AKP'de 2028 seçimleri değerlendirmesi: Halktan kopuğuz, böyle kazanamayız

AKP'de 2028 seçimleri değerlendirmesi: Halktan kopuğuz, böyle kazanamayız
AKP kulislerinde son dönemde yaşanan bu iç hesaplaşma, partinin 2028 yolculuğundaki en büyük engellerden biri olarak görülüyor.

AKP kulislerinde son dönemde yaşanan bu iç hesaplaşma, partinin 2028 yolculuğundaki en büyük engellerden biri olarak görülüyor.

Cumhuriyet gazetesinin aktardığı bilgiler, parti içindeki "geleneksel dava ruhu" ile "yeni nesil protokol siyaseti" arasındaki uçurumun derinleştiğini kanıtlıyor.

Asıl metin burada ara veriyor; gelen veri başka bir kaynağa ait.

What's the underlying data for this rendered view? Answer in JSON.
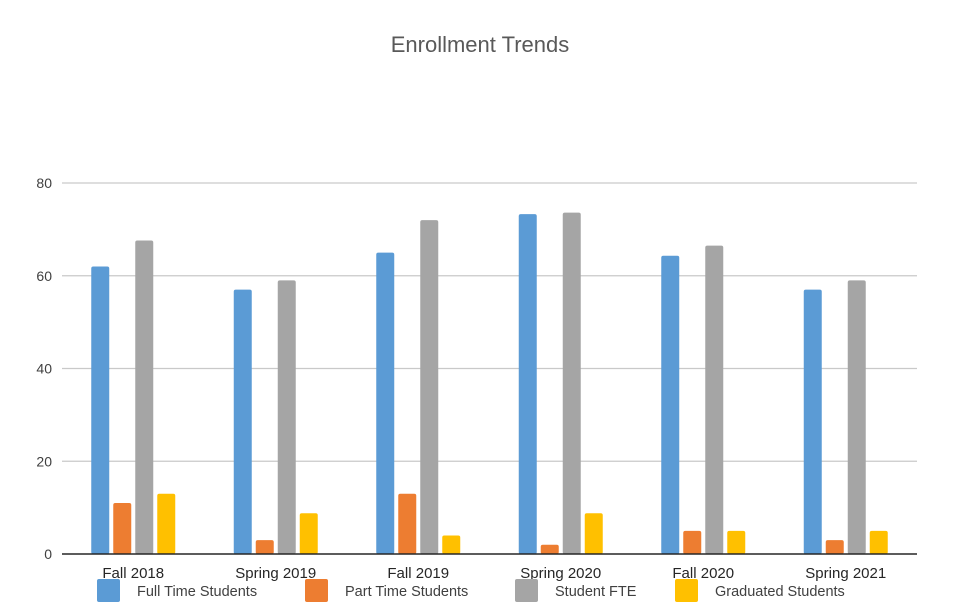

Parti içindeki bu "çatırdama" ve seçim itiraflarına dair öne çıkan başlıklar şunlardır:

Eski mahalle temsilcileri ve saha gönüllüleri, partinin 2015 sonrasında uğradığı yapısal dönüşümden şikayetçi:

Eskiden ev ev gezen kadroların yerini, sadece belirli program ve törenlerde boy gösteren ekiplerin aldığı belirtiliyor.

Parti kaynakları, sorunun sadece teşkilat başkanları olmadığını, onları çevreleyen ve karar alma süreçlerini dar bir alana sıkıştıran bir "abi düzeni" oluştuğunu vurguluyor.

Gençlik ve kadın kollarının eskisi gibi kapı kapı dolaşmak yerine, sosyal medya odaklı veya sınırlı saha temaslı bir çalışma modeline geçtiği ifade ediliyor.

Partinin kuruluşundan bu yana emek veren isimlerin dışlanması, en büyük huzursuzluk kaynağı olarak öne çıkıyor:

Sahada ter dökenlerin yerine; ekonomik çevrelerle bağlantılı olan, belirli STK’ların referansıyla gelen veya yerel güç odaklarına yakın isimlerin teşkilatlarda yönetici yapılması tepki çekiyor.

Bu "liyakat ve vefa" eksikliğinin, parti tabanı ile genel merkez arasındaki duygusal bağı kopardığı yorumları yapılıyor.

Seçim uyarısı

Kulislerdeki en sarsıcı yorum, ismi saklı bir AKP yetkilisinden geldi:

"Halktan kopuğuz. Bu kadroyla seçim kazanılmaz" diyen yetkili, mevcut yapının toplumsal beklentileri okumakta yetersiz kaldığını savundu.

Eğer teşkilat yapısında köklü bir revizyona gidilmez ve "kurucu değerlere" dönülmezse, 2028 seçimlerinin bir hüsrana dönüşebileceği endişesi dile getiriliyor.

Parti içindeki muhalif seslerin ortak talebi, Cumhurbaşkanı Erdoğan’ın sıkça vurguladığı "dava bilinci" ve "vefa" kavramlarının kağıt üstünde kalmayıp fiiliyata dökülmesi. Yerel dengelerin baskısından kurtulmuş, sokağın nabzını tutan bir yapılanma kurulması gerektiği savunuluyor.